Holland uploaded a portion of his alleged crime to the Instagram FRA Investigations with the caption: ‘This guy ran from New York since 2015, 6 years later here we are.’
Jose Salguero-Martinez, pictured, was abducted by a gang of armed men claiming to be bounty hunters working on behalf of ICE in Denver earlier this month
Salguero-Martinez was bundled into a hotel by the five men – but Denver Police failed to rescue him when called, with the kidnapping now said to have been an extortion attempt
In the video Salguero-Martinez is captured with his legs spread out in handcuffs as he is being searched by a group of men near a vehicle.
His face is clearly visible, and he appears panicked.
In the clip a woman related to Salguero-Martinez is heard asking ‘So you guys take him down to the county, the cops don’t pick him up?’ and one of the men posing as bounty-hunters replied ‘We do everything.’
According to a criminal affidavit, the men then took Salguero-Martinez to a Best Western hotel where surveillance footage captured the 25-year-old being escorted into the hotel in handcuffs with a black hood over his head.
The men then called Salguero-Martinez’s aunt demanding $1,500 or else they would hand over her nephew to U.S. Immigration and Customs Enforcement, court documents said.
Salguero-Martinez’s aunt was able to raise the $1,500 and an additional $250 the so-called bounty hunters demanded to cover the hotel room costs.
But when they then told her they would also need and additional $5,000 in order to get rid of the ICE warrants, the family realized they were being extorted and called Denver Police.
Officers from the department visited the hotel room and saw Salguero-Martinez with his alleged kidnappers.
They reported that they ‘did not see anything suspicious’ and the paperwork they provided police was deemed legitimate, court documents said. The cops left without rescuing Salguero-Martinez from his captors.

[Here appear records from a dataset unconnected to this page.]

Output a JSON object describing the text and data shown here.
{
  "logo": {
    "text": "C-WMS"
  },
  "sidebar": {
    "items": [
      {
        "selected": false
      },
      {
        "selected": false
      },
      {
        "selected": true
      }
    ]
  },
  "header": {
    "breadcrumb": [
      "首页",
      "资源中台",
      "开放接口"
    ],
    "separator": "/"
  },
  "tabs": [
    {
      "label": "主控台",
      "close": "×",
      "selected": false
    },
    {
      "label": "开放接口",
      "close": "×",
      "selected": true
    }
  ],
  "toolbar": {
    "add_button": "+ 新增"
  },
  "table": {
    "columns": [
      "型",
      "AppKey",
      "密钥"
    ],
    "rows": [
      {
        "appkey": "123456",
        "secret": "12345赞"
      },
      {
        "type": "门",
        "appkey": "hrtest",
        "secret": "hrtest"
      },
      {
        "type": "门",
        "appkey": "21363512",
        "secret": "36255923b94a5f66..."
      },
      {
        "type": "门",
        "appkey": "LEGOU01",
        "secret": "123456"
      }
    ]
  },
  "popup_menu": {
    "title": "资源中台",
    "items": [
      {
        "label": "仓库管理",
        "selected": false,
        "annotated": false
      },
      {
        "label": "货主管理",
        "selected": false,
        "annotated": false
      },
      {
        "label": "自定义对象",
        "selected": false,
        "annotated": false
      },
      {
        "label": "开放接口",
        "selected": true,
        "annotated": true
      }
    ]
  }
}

Holland and Sharp both face first- and second-degree kidnapping charges
‘The suspects produced some type of paperwork stating they were Bail Bondsman which DPD accepted as legitimate. After reviewing the paperwork, DPD departed the area and advised (the aunt) to do the same,’ Holland’s arrest affidavit said.
The alleged kidnappers then transported Salguero-Martinez to a Radisson Hotel in Aurora and when his family contacted Aurora Police, officers reached out to an ICE officer who confirmed that there was no order to arrest the 25-year-old.
‘Thankfully, Aurora PD was able to reach out to one of my ICE officers to get the confirmation that this was not someone we had targeted,’ John Fabbricatore, the Denver Field Office Director for ICE, told news10.com
Fabbricatore said it is not ICE protocol to hire bounty hunters to kidnap someone at gunpoint and hold them at a hotel for ransom.
‘No, that is not part of the immigration bond process. We do not use bounty hunters,’ he told news10.com
Bail bondsman William Ellenburg told news10.com that Holland broke all the rules of actually executing an arrest warrant and said that real bounty hunters and bail bondsmen can not force their way into people’s homes to make an arrest in the state of Colorado.
Ellenburg also added that Holland made a huge mistake by posting his alleged crime on to social media.
‘That was a nail in his own coffin. He basically just showed everybody that him and his team are a bunch of criminals,’ Ellenburg said.
Denver Police have not commented on the case since there is an ongoing internal affairs investigation.
But Fabbricatore said the department should have done what Aurora Police did and called his office.
‘That would have been ideal had they done that,’ Fabbricatore told news10.com, adding, ‘In a situation like this, where we had a non-citizen that was kidnapped by a supposed bounty hunter, we need to make sure that we are working with local law enforcement to make sure that does not happen.’
Sharp and Holland both face first- and second-degree kidnapping charges as police search for three other ‘bounty hunters’ involved in the alleged kidnapping who are now themselves on the run.